Certificados de desaforo

 António Filipe

Quando o Secretário de Estado do Tesouro vem dizer que o fim dos certificados de aforro que garantiam uma taxa de juros de 3,5 % não foi uma cedência aos bancos deve estar a tomar-nos a todos por parvos

O facto de o Governo ter acabado com os certificados de aforro da série E que garantiam uma taxa de juro de 3,5 % poucos dias depois dessa reivindicação ter sido feita pelos bancos é um dado objetivo. Aconteceu. Podemos ter várias interpretações. Para quem se fizer de ingénuo, os bancos sugeriram e o Governo acatou, para quem quiser ficar em cima do muro, os bancos exigiram e o Governo cedeu, para quem vive neste mundo e não gosta de ser enganado, os bancos mandaram e o Governo obedeceu.

Comecemos pela questão dos juros. Num país em que grande parte da chamada classe média está endividada com os encargos do crédito à habitação, os recentes aumentos da taxa de juro dos empréstimos à banca vieram agravar enormemente a taxa de esforço exigida aos endividados. Inflação alta, salários baixos e aumento das taxas de juro criaram uma tempestade perfeita para as economias familiares. Este aumento dos juros traduziu-se numa transferência direta de milhares de milhões de euros das famílias para a banca.

Acresce que as taxas exigidas pela banca aos seus clientes, por tudo e por nada, continuam em vigor e que a baixa remuneração dos depósitos bancários em Portugal, 0,9 %, é um escândalo nacional e internacional. Muito abaixo da média da União Europeia e mais abaixo ainda da mais elementar decência.

Não é, pois, de estranhar que em contraste com as dificuldades sentidas pela maioria dos portugueses os banqueiros se apresentem sorridentes nas conferências de imprensa em que anunciam milhares de milhões de lucros, representando aumentos espetaculares relativamente aos anos anteriores.

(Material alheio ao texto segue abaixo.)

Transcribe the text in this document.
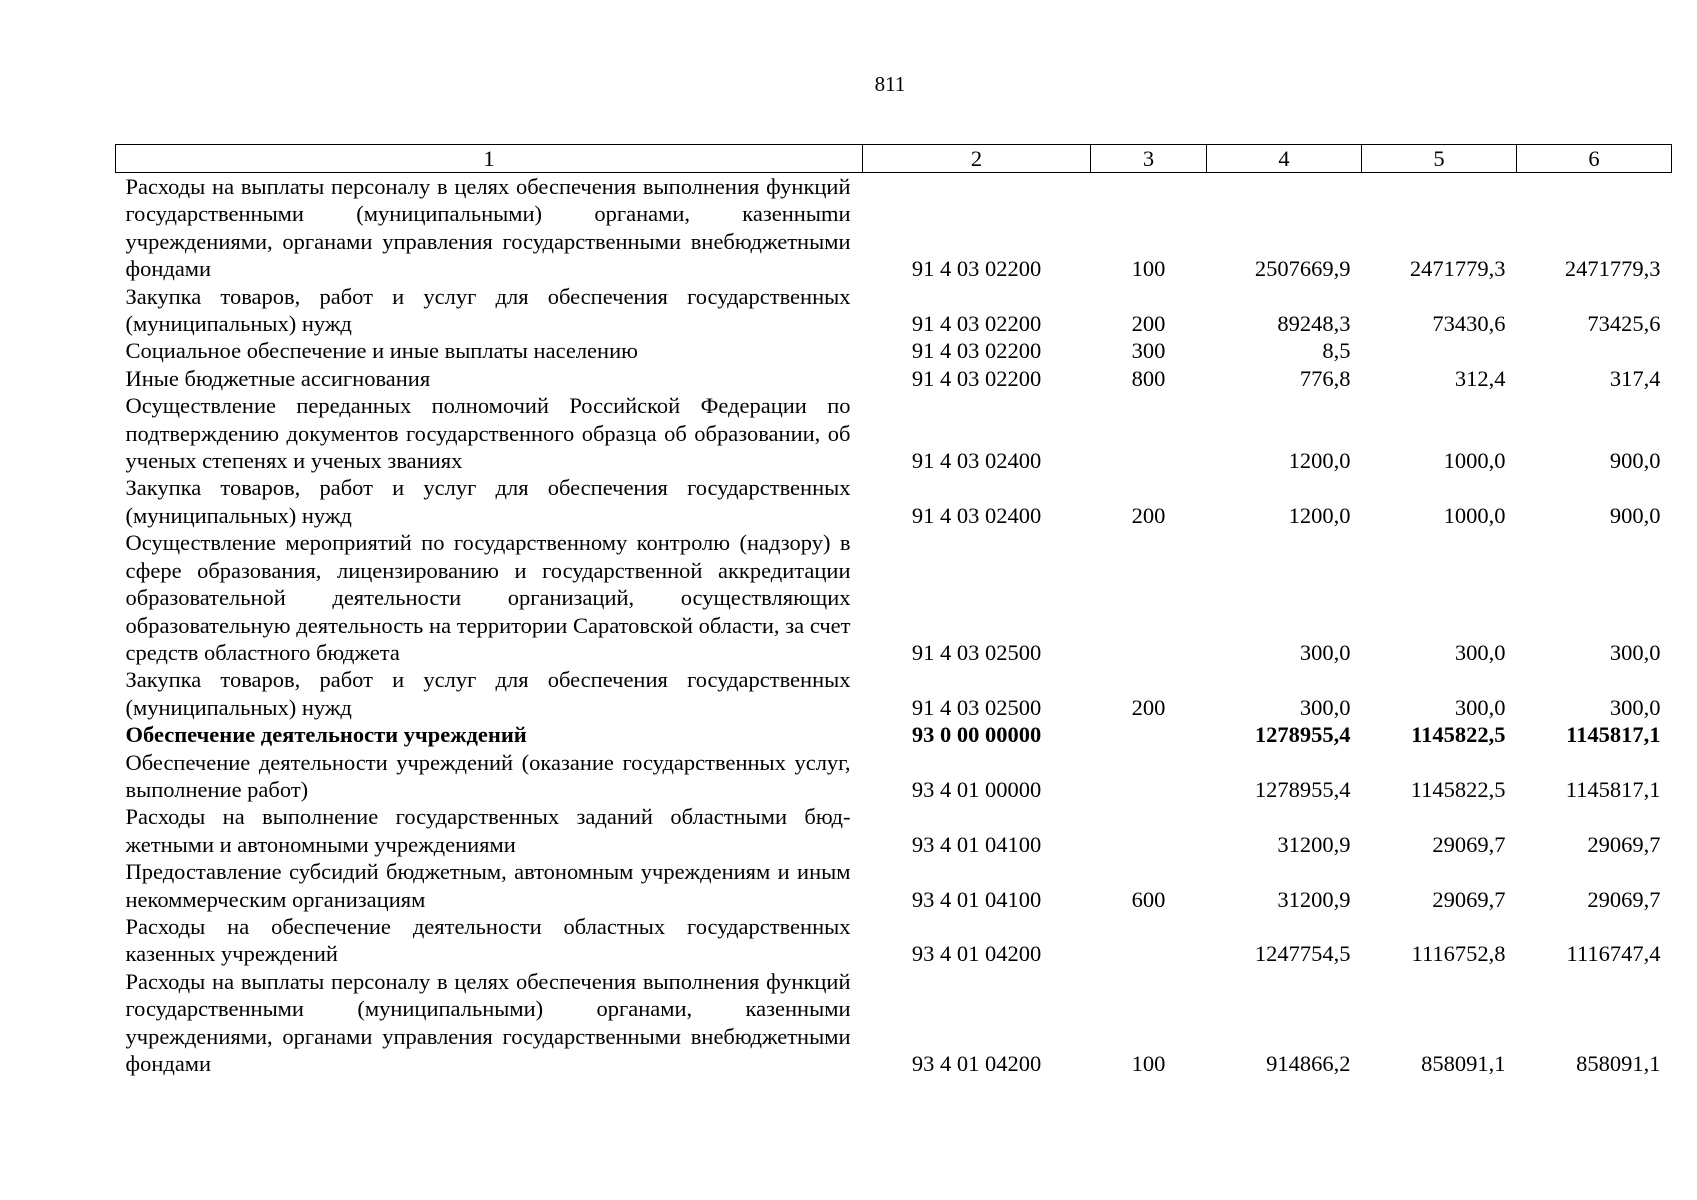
811
1	2	3	4	5	6
Расходы на выплаты персоналу в целях обеспечения выполнения функций государственными (муниципальными) органами, казенныmи учреждениями, органами управления государственными внебюджетными фондами	91 4 03 02200	100	2507669,9	2471779,3	2471779,3
Закупка товаров, работ и услуг для обеспечения государственных (муниципальных) нужд	91 4 03 02200	200	89248,3	73430,6	73425,6
Социальное обеспечение и иные выплаты населению	91 4 03 02200	300	8,5		
Иные бюджетные ассигнования	91 4 03 02200	800	776,8	312,4	317,4
Осуществление переданных полномочий Российской Федерации по подтверждению документов государственного образца об образовании, об ученых степенях и ученых званиях	91 4 03 02400		1200,0	1000,0	900,0
Закупка товаров, работ и услуг для обеспечения государственных (муниципальных) нужд	91 4 03 02400	200	1200,0	1000,0	900,0
Осуществление мероприятий по государственному контролю (надзору) в сфере образования, лицензированию и государственной аккредитации образовательной деятельности организаций, осуществляющих образовательную деятельность на территории Саратовской области, за счет средств областного бюджета	91 4 03 02500		300,0	300,0	300,0
Закупка товаров, работ и услуг для обеспечения государственных (муниципальных) нужд	91 4 03 02500	200	300,0	300,0	300,0
Обеспечение деятельности учреждений	93 0 00 00000		1278955,4	1145822,5	1145817,1
Обеспечение деятельности учреждений (оказание государственных услуг, выполнение работ)	93 4 01 00000		1278955,4	1145822,5	1145817,1
Расходы на выполнение государственных заданий областными бюджетными и автономными учреждениями	93 4 01 04100		31200,9	29069,7	29069,7
Предоставление субсидий бюджетным, автономным учреждениям и иным некоммерческим организациям	93 4 01 04100	600	31200,9	29069,7	29069,7
Расходы на обеспечение деятельности областных государственных казенных учреждений	93 4 01 04200		1247754,5	1116752,8	1116747,4
Расходы на выплаты персоналу в целях обеспечения выполнения функций государственными (муниципальными) органами, казенными учреждениями, органами управления государственными внебюджетными фондами	93 4 01 04200	100	914866,2	858091,1	858091,1
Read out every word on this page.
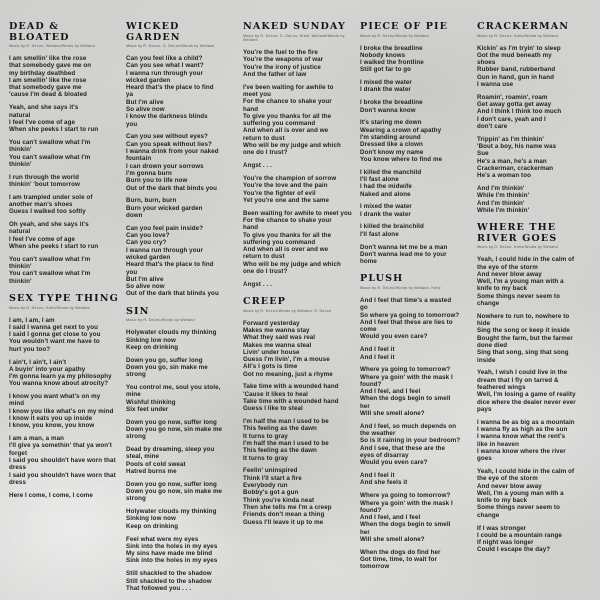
DEAD & BLOATED

Music by R. DeLeo, Weiland/Words by Weiland

I am smellin' like the rose
that somebody gave me on
my birthday deathbed
I am smellin' like the rose
that somebody gave me
'cause I'm dead & bloated
Yeah, and she says it's
natural
I feel I've come of age
When she peeks I start to run
You can't swallow what I'm
thinkin'
You can't swallow what I'm
thinkin'
I run through the world
thinkin' 'bout tomorrow
I am trampled under sole of
another man's shoes
Guess I walked too softly
Oh yeah, and she says it's
natural
I feel I've come of age
When she peeks I start to run
You can't swallow what I'm
thinkin'
You can't swallow what I'm
thinkin'
SEX TYPE THING

Music by D. DeLeo, Kretz/Words by Weiland

I am, I am, I am
I said I wanna get next to you
I said I gonna get close to you
You wouldn't want me have to
hurt you too?
I ain't, I ain't, I ain't
A buyin' into your apathy
I'm gonna learn ya my philosophy
You wanna know about atrocity?
I know you want what's on my
mind
I know you like what's on my mind
I know it eats you up inside
I know, you know, you know
I am a man, a man
I'll give ya somethin' that ya won't
forget
I said you shouldn't have worn that
dress
I said you shouldn't have worn that
dress
Here I come, I come, I come
WICKED GARDEN

Music by R. DeLeo, D. DeLeo/Words by Weiland

Can you feel like a child?
Can you see what I want?
I wanna run through your
wicked garden
Heard that's the place to find
ya
But I'm alive
So alive now
I know the darkness blinds
you
Can you see without eyes?
Can you speak without lies?
I wanna drink from your naked
fountain
I can drown your sorrows
I'm gonna burn
Burn you to life now
Out of the dark that binds you
Burn, burn, burn
Burn your wicked garden
down
Can you feel pain inside?
Can you love?
Can you cry?
I wanna run through your
wicked garden
Heard that's the place to find
you
But I'm alive
So alive now
Out of the dark that blinds you
SIN

Music by R. DeLeo/Words by Weiland

Holywater clouds my thinking
Sinking low now
Keep on drinking
Down you go, suffer long
Down you go, sin make me
strong
You control me, soul you stole,
mine
Wishful thinking
Six feet under
Down you go now, suffer long
Down you go now, sin make me
strong
Dead by dreaming, sleep you
steal, mine
Pools of cold sweat
Hatred burns me
Down you go now, suffer long
Down you go now, sin make me
strong
Holywater clouds my thinking
Sinking low now
Keep on drinking
Feel what were my eyes
Sink into the holes in my eyes
My sins have made me blind
Sink into the holes in my eyes
Still shackled to the shadow
Still shackled to the shadow
That followed you . . .
NAKED SUNDAY

Music by R. DeLeo, D. DeLeo, Kretz, Weiland/Words by Weiland

You're the fuel to the fire
You're the weapons of war
You're the irony of justice
And the father of law
I've been waiting for awhile to
meet you
For the chance to shake your
hand
To give you thanks for all the
suffering you command
And when all is over and we
return to dust
Who will be my judge and which
one do I trust?
Angst . . .
You're the champion of sorrow
You're the love and the pain
You're the fighter of evil
Yet you're one and the same
Been waiting for awhile to meet you
For the chance to shake your
hand
To give you thanks for all the
suffering you command
And when all is over and we
return to dust
Who will be my judge and which
one do I trust?
Angst . . .
CREEP

Music by R. DeLeo/Words by Weiland, R. DeLeo

Forward yesterday
Makes me wanna stay
What they said was real
Makes me wanna steal
Livin' under house
Guess I'm livin', I'm a mouse
All's I gots is time
Got no meaning, just a rhyme
Take time with a wounded hand
'Cause it likes to heal
Take time with a wounded hand
Guess I like to steal
I'm half the man I used to be
This feeling as the dawn
It turns to gray
I'm half the man I used to be
This feeling as the dawn
It turns to gray
Feelin' uninspired
Think I'll start a fire
Everybody run
Bobby's got a gun
Think you're kinda neat
Then she tells me I'm a creep
Friends don't mean a thing
Guess I'll leave it up to me
PIECE OF PIE

Music by R. DeLeo/Words by Weiland

I broke the breadline
Nobody knows
I walked the frontline
Still got far to go
I mixed the water
I drank the water
I broke the breadline
Don't wanna know
It's staring me down
Wearing a crown of apathy
I'm standing around
Dressed like a clown
Don't know my name
You know where to find me
I killed the manchild
I'll fast alone
I had the midwife
Naked and alone
I mixed the water
I drank the water
I killed the brainchild
I'll fast alone
Don't wanna let me be a man
Don't wanna lead me to your
home
PLUSH

Music by R. DeLeo/Words by Weiland, Kretz

And I feel that time's a wasted
go
So where ya going to tomorrow?
And I feel that these are lies to
come
Would you even care?
And I feel it
And I feel it
Where ya going to tomorrow?
Where ya goin' with the mask I
found?
And I feel, and I feel
When the dogs begin to smell
her
Will she smell alone?
And I feel, so much depends on
the weather
So is it raining in your bedroom?
And I see, that these are the
eyes of disarray
Would you even care?
And I feel it
And she feels it
Where ya going to tomorrow?
Where ya goin' with the mask I
found?
And I feel, and I feel
When the dogs begin to smell
her
Will she smell alone?
When the dogs do find her
Got time, time, to wait for
tomorrow
CRACKERMAN

Music by R. DeLeo, Kretz/Words by Weiland

Kickin' as I'm tryin' to sleep
Got the mud beneath my
shoes
Rubber band, rubberband
Gun in hand, gun in hand
I wanna use
Roamin', roamin', roam
Get away gotta get away
And I think I think too much
I don't care, yeah and I
don't care
Trippin' as I'm thinkin'
'Bout a boy, his name was
Sue
He's a man, he's a man
Crackerman, crackerman
He's a woman too
And I'm thinkin'
While I'm thinkin'
And I'm thinkin'
While I'm thinkin'
WHERE THE RIVER GOES

Music by D. DeLeo, Kretz/Words by Weiland

Yeah, I could hide in the calm of
the eye of the storm
And never blow away
Well, I'm a young man with a
knife to my back
Some things never seem to
change
Nowhere to run to, nowhere to
hide
Sing the song or keep it inside
Bought the farm, but the farmer
done died
Sing that song, sing that song
inside
Yeah, I wish I could live in the
dream that I fly on tarred &
feathered wings
Well, I'm losing a game of reality
dice where the dealer never ever
pays
I wanna be as big as a mountain
I wanna fly as high as the sun
I wanna know what the rent's
like in heaven
I wanna know where the river
goes
Yeah, I could hide in the calm of
the eye of the storm
And never blow away
Well, I'm a young man with a
knife to my back
Some things never seem to
change
If I was stronger
I could be a mountain range
If night was longer
Could I escape the day?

Se alguma vantagem as famílias da chamada classe média poderiam retirar do aumento das taxas de juro seria canalizar as suas poupanças para a aquisição de certificados de aforro. Perante uma taxa de remuneração quase nula dos depósitos bancários, os certificados de aforro, com um juro relativamente mais atrativo, foram vistos como uma forma de salvaguardar algumas economias depositadas nos bancos da perda de valor representada pela inflação.

Nestas circunstâncias, ninguém pode estranhar que tenha havido uma transferência significativa de depósitos bancários para os certificados de aforro. Dir-se-á que é o mercado a funcionar. Só que aqueles que mandam no mercado só gostam de o ver a funcionar quando as regras funcionam a seu favor. Logo, as ordens foram dadas - acabar com os certificados de aforro com juros a 3,5 % - e o Governo obedeceu.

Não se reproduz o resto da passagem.